Take out the beef and lower the heat to medium. Add in the sliced onions and season with salt and pepper. (Remember to season at every step! This makes sure every ingredient is seasoned.)
After the onions become translucent then add in the mushrooms (and stems) and garlic.
Cook the mushrooms and garlic until they have soften a little. Then you want to deglaze the pan. If I had white wine this is when I would add it, but I didn't so I just had a little more stock in the mix (in a separate bowl: flour, beef stock, Worcestershire sauce.)
Stir and make sure the mix added has incorporated with the onions and mushrooms. Return the beef to the pot and simmer for 15 minutes. This is when I switch the pots and use this stronger stove to cook the egg noodles.
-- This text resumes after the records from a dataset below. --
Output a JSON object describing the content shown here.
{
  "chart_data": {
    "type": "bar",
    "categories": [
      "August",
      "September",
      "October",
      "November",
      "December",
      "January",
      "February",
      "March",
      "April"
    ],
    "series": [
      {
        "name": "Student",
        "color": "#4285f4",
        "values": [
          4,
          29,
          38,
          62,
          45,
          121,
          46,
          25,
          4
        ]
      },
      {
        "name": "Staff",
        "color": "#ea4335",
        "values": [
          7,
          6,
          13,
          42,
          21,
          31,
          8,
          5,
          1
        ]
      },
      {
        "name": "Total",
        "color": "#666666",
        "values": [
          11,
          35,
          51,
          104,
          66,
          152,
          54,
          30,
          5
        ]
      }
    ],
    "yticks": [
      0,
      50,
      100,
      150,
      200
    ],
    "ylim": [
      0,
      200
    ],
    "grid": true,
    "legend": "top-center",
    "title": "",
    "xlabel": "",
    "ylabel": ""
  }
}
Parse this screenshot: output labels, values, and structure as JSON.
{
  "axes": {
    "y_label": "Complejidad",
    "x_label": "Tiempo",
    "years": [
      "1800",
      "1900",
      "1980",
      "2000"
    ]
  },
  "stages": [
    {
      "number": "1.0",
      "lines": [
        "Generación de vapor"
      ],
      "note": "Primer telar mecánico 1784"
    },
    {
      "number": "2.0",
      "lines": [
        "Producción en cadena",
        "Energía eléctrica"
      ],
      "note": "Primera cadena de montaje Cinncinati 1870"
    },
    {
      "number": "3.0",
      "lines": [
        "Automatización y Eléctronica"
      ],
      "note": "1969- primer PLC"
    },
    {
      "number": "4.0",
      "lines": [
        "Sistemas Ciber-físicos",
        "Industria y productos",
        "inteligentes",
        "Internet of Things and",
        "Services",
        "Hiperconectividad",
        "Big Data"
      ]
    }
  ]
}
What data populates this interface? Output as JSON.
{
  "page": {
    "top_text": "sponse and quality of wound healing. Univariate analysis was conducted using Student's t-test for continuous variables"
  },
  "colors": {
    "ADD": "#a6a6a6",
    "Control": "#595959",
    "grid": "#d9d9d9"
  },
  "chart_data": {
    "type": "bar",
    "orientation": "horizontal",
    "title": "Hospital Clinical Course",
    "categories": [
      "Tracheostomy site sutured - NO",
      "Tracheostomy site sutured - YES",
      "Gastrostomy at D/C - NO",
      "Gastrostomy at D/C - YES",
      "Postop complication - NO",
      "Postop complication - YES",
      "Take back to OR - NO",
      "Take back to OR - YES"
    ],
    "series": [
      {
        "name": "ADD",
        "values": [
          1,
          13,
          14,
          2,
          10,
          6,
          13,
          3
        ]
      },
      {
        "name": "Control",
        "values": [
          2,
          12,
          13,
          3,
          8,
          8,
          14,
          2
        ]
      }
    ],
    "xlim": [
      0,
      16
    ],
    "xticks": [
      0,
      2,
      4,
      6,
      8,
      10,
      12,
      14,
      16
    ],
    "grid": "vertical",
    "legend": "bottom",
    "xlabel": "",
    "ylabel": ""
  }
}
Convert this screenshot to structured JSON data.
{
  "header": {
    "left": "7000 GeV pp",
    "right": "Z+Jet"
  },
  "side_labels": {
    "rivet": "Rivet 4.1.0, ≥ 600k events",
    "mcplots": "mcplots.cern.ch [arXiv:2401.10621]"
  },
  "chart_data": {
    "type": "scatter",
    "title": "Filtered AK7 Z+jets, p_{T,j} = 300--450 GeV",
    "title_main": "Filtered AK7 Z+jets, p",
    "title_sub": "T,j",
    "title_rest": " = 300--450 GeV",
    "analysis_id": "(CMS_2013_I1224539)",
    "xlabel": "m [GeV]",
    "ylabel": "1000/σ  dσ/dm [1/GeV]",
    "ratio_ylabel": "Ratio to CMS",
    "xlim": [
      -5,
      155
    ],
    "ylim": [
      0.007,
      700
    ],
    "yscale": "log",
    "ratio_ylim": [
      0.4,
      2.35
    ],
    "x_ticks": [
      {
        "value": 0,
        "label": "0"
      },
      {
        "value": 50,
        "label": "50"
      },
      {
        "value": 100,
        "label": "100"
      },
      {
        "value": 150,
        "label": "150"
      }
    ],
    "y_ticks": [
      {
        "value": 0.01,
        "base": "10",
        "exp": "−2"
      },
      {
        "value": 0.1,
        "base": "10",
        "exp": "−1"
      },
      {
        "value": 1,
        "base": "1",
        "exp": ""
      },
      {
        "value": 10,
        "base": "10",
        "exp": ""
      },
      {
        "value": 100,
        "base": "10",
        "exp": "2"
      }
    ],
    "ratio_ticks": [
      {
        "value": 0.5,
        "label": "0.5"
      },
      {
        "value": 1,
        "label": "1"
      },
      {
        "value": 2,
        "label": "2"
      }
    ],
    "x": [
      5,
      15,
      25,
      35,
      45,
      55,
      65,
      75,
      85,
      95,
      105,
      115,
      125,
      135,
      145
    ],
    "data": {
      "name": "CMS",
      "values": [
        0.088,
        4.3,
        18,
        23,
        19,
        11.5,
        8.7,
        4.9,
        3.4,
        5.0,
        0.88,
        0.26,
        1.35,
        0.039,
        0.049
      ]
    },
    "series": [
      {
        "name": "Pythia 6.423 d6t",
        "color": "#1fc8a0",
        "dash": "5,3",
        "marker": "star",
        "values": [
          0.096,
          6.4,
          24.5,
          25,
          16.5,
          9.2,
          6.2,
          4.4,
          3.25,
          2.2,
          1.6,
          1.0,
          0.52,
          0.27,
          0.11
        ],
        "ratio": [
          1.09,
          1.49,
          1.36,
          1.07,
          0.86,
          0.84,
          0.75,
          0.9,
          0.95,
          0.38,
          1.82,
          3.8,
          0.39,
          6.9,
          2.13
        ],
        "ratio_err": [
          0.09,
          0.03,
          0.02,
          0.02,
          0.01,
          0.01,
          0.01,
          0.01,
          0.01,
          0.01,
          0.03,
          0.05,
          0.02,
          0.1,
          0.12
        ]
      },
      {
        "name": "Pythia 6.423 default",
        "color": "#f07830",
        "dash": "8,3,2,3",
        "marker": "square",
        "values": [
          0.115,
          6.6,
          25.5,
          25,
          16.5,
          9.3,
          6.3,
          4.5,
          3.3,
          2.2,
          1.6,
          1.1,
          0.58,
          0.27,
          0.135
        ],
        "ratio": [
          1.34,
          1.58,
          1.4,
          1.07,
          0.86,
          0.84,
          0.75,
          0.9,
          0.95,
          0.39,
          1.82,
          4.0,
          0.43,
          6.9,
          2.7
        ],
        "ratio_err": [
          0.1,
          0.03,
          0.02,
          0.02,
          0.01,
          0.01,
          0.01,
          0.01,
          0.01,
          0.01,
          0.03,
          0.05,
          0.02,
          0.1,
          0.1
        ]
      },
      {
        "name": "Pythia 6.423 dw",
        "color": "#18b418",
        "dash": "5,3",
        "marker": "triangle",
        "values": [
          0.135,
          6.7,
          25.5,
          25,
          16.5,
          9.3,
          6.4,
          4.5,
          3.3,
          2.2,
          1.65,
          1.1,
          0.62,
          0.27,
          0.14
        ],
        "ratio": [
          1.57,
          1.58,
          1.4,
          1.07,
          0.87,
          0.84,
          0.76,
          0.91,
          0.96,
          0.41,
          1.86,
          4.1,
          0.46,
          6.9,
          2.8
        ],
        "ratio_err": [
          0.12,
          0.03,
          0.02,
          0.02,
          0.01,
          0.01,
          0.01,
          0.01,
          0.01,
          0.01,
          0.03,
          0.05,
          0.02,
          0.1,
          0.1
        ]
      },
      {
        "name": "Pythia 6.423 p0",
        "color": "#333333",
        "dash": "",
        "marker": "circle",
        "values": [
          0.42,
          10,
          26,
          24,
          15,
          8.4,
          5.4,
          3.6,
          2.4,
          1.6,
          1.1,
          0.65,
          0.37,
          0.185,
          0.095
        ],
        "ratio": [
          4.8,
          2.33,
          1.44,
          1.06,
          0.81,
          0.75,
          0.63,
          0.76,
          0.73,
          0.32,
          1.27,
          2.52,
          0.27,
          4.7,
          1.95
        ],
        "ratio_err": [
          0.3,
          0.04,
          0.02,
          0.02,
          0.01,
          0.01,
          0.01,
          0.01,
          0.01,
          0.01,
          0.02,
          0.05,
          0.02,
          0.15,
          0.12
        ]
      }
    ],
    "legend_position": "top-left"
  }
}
Cook according to package directions, strain the noodles out and toss in butter and parsley.
Add in a splash of cream or dollop of sour cream (or plain Greek yogurt) to the beef. Then all that's left is plating! If I used fresh parley there would be a really pretty sprig right on top.
I know we are in the tail of summer, but I still like to make lots of warm, comforting foods. This recipe was super delicious and make me like using the beef bouillon. Me and Mister like the idea of bee bouillon, but we haven't found one that suited our taste. The Worcestershire Sauce alters the beef bouillon and together it enhances the beefiness in the dish.
Beef Stroganoff serves 2-4
What you'll need:
Wide egg noodles
4 tablespoons (+2 tablespoons for the pasta) butter
chopped parsley, optional
1 pound thinly-sliced or cubed steak. seasoned with salt and pepper
1 small onion, thinly sliced
4 cloves garlic, minced
1 pound sliced mushrooms (with stems finely minced)
1/2 cup white wine, optional
2 cups beef broth (if using wine then subtract from broth)
1 tablespoon Worcestershire sauce
3 tablespoons of flour
1/2 cup plain Greek yogurt, sour cream or splash of cream
Melt the butter in a large pan over high heat. Then add in the beef and brown on all sides. If using a smaller pan then brown the beef in two batches. When all sides are browned, set aside. 2. Lower to medium heat and add in the onions. Cook until translucent, about 5 minutes, then add in mushrooms and garlic. Cook until mushrooms soften a little. 3. Deglaze the pan with the wine and cook until the alcohol is out. (skip this step if not using wine.) 4. Mix together beef broth, Worcestershire sauce, and flour and add into the pot. Scrape up the bits gathered on the bottom of the pan and stir until combined. Bring to a boil and add back the beef. Simmer for 15 minutes. 5. Cook egg noodles according to package directions and then drain and toss with butter (I used 2 tablespoons) and parsley. 6. After pasta is done, add in the yogurt/cream to the beef and taste for seasoning. 7. Plate and serve!